Für Privatanleger ist die Sache indes heikel. Prozessfinanzierer sind Geheimniskrämer - es ist fast unmöglich, Details zu den Prozessen herauszufinden und zu analysieren. Hinzu kommt die schwierige Bewertung der Erfolgsaussichten. Juridica dient als Schreckensbeispiel. Das Unternehmen verlor 2015 bei einem Prozess vor dem U.S. Supreme Court 34,2 Millionen Dollar und ist seitdem nicht mehr börsennotiert. Vannin Capital sagte 2018 den geplanten Börsengang ab, nachdem das Unternehmen 6,6 Millionen Dollar in einem Vergleich verloren hatte. Sowohl der auf Insolvenzverfahren fokussierte Prozessfinanzierer Manolete Partners als auch die australische Litigation Capital Management sind erst seit Dezember 2018 an der Börse in London notiert. Beide Aktien sind jedoch bedenklich illiquide.

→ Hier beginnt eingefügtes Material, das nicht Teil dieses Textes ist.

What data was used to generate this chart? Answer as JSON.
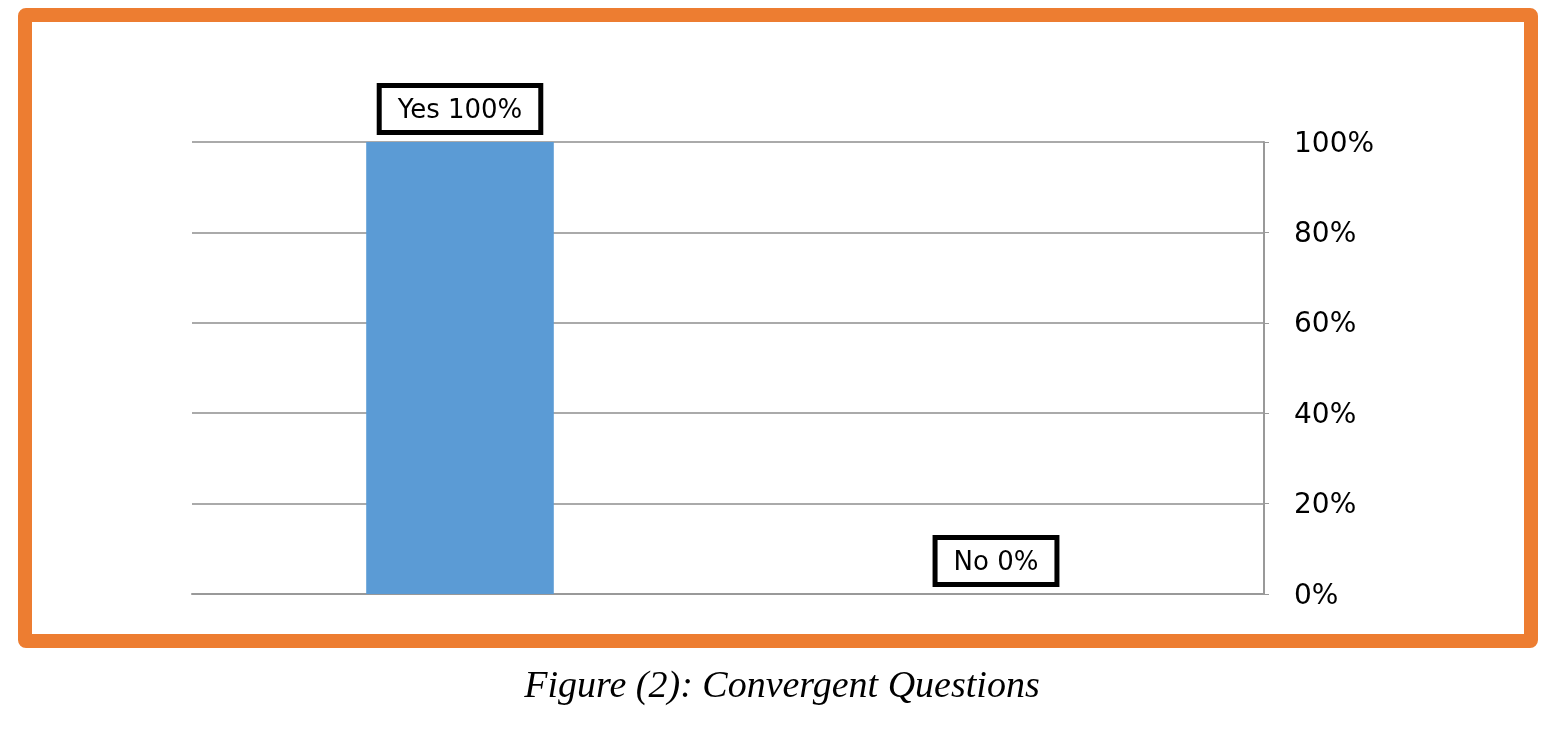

Burford Capital ist die große Ausnahme. Das Unternehmen mit einer Marktkapitalisierung von knapp vier Milliarden britischen Pfund gilt als extrem gut gemanagt - dank Christopher Bogart, dem Gründer, Großaktionär und Vorstandschef. Burford gilt als äußerst selektiv: 2017 prüfte die Firma 1500 Fälle, investierte aber nur in 56. "Wir sind in gewisser Weise Buy-and- Hold-Anleger", erklärt Bogart die Vorsicht, "wenn wir ein Investment getätigt haben, kommen wir nicht mehr heraus." Inzwischen bietet Burford nicht mehr nur Prozessfinanzierung an, sondern versichert auch Prozessrisiken und vergibt Kredite an Anwaltskanzleien. Auch das Eintreiben von erstrittenen Schadenersatzsummen ist Teil des Geschäftsmodells. Neuerdings bietet Burford sogar an, die Verteidigung von Großunternehmen in Prozessen zu finanzieren - gegen eine Prämie, die sich anhand der eingesparten Kosten durch eine erfolgreiche Verteidigung berechnet.

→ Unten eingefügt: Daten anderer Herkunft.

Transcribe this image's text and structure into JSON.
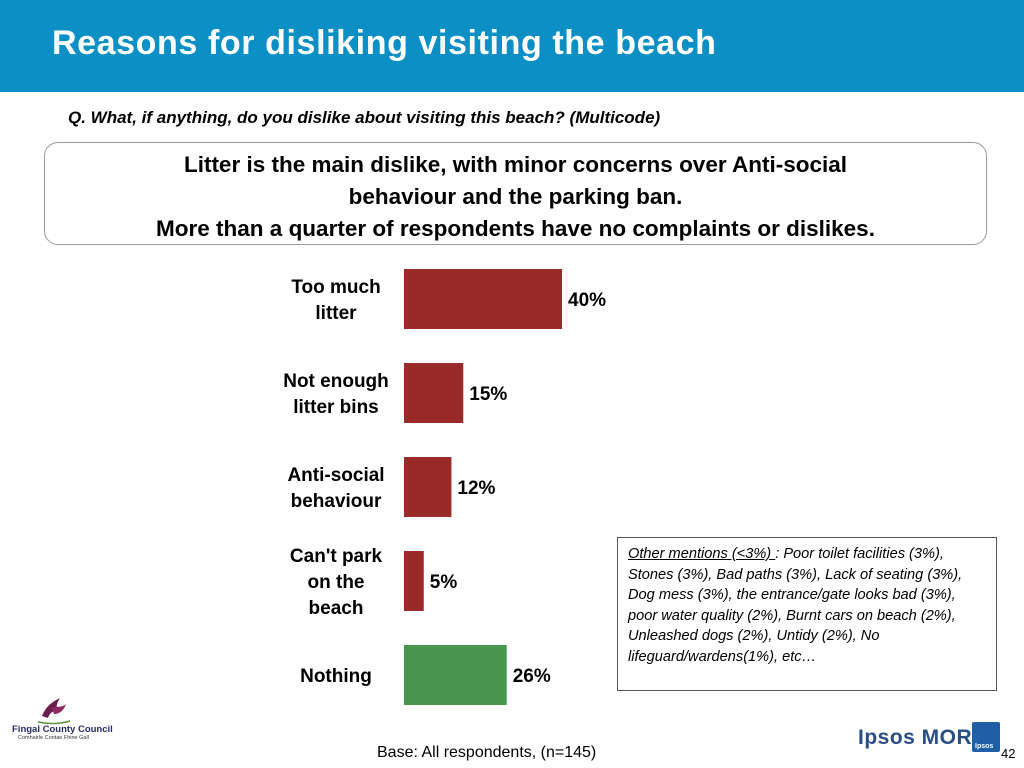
{
  "header": {
    "title": "Reasons for disliking visiting the beach",
    "question": "Q. What, if anything, do you dislike about visiting this beach? (Multicode)"
  },
  "summary": {
    "line1": "Litter is the main dislike, with minor concerns over Anti-social",
    "line2": "behaviour and the parking ban.",
    "line3": "More than a quarter of respondents have no complaints or dislikes."
  },
  "chart_data": {
    "type": "bar",
    "orientation": "horizontal",
    "categories": [
      [
        "Too much",
        "litter"
      ],
      [
        "Not enough",
        "litter bins"
      ],
      [
        "Anti-social",
        "behaviour"
      ],
      [
        "Can't park",
        "on the",
        "beach"
      ],
      [
        "Nothing"
      ]
    ],
    "values": [
      40,
      15,
      12,
      5,
      26
    ],
    "value_labels": [
      "40%",
      "15%",
      "12%",
      "5%",
      "26%"
    ],
    "colors": [
      "#9a2a2a",
      "#9a2a2a",
      "#9a2a2a",
      "#9a2a2a",
      "#46964f"
    ],
    "xlim": [
      0,
      100
    ],
    "grid": false,
    "legend": "none"
  },
  "other_mentions": {
    "heading": "Other mentions (<3%) ",
    "text": ": Poor toilet facilities (3%), Stones (3%), Bad paths (3%), Lack of seating (3%), Dog mess (3%), the entrance/gate looks bad (3%), poor water quality (2%), Burnt cars on beach (2%), Unleashed dogs (2%), Untidy (2%), No lifeguard/wardens(1%), etc…"
  },
  "footer": {
    "base": "Base: All respondents, (n=145)",
    "page": "42",
    "council_name": "Fingal County Council",
    "council_sub": "Comhairle Contae Fhine Gall",
    "ipsos_logo": "Ipsos MORI",
    "ipsos_tile": "Ipsos"
  },
  "colors": {
    "title_bar": "#0c8fc4",
    "bar_main": "#9a2a2a",
    "bar_nothing": "#46964f"
  }
}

Einer der Mandanten ist der britische Telekommunikationskonzern BT Group. Gerade hat Burford Capital eine Niederlassung in Australien eröffnet, um sich dort an den Sammelklagen gegen den Vermögensverwalter AMP zu beteiligen. Beobachter erwarten, dass das Unternehmen in Kürze bei der Entscheidung einiger Prozesse gegen den argentinischen Staat größere Schadenersatzsummen zugesprochen bekommt, die den Kurs weiter beflügeln sollten.

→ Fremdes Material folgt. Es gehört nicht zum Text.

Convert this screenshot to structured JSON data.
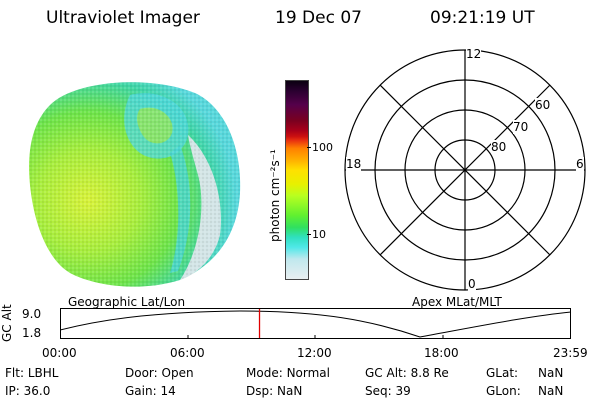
{
  "header": {
    "instrument": "Ultraviolet Imager",
    "date": "19 Dec 07",
    "time": "09:21:19 UT"
  },
  "colorbar": {
    "unit_label": "photon cm⁻²s⁻¹",
    "ticks": [
      "100",
      "10"
    ],
    "colors": [
      "#0a0010",
      "#2a0030",
      "#55004a",
      "#7a0020",
      "#a8001a",
      "#cc1010",
      "#e83010",
      "#ff8000",
      "#ffb000",
      "#ffe000",
      "#e8f000",
      "#b8ff20",
      "#60f030",
      "#30e060",
      "#30e0c0",
      "#50e8e8",
      "#c0e8ee",
      "#e8eef0"
    ]
  },
  "polar": {
    "mlt_labels": {
      "top": "12",
      "left": "18",
      "right": "6",
      "bottom": "0"
    },
    "lat_labels": [
      "60",
      "70",
      "80"
    ]
  },
  "labels": {
    "geographic": "Geographic Lat/Lon",
    "apex": "Apex MLat/MLT"
  },
  "altitude_plot": {
    "axis_label": "GC Alt",
    "y_max": "9.0",
    "y_min": "1.8",
    "time_ticks": [
      "00:00",
      "06:00",
      "12:00",
      "18:00",
      "23:59"
    ],
    "current_time_fraction": 0.39
  },
  "info": {
    "flt_label": "Flt:",
    "flt_value": "LBHL",
    "ip_label": "IP:",
    "ip_value": "36.0",
    "door_label": "Door:",
    "door_value": "Open",
    "gain_label": "Gain:",
    "gain_value": "14",
    "mode_label": "Mode:",
    "mode_value": "Normal",
    "dsp_label": "Dsp:",
    "dsp_value": "NaN",
    "gcalt_label": "GC Alt:",
    "gcalt_value": "8.8 Re",
    "seq_label": "Seq:",
    "seq_value": "39",
    "glat_label": "GLat:",
    "glat_value": "NaN",
    "glon_label": "GLon:",
    "glon_value": "NaN"
  }
}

Für schwache Nerven eignet sich die Burford-Aktie allerdings nicht: "Man weiß nicht, wie viel die Assets wert sind und was die Verbindlichkeiten wert sind", sagt Malcolm Stewart, ein britischer Experte für Litigation Finance. Nervöse Menschen, so sein Ratschlag, "sollten die Finger davon lassen".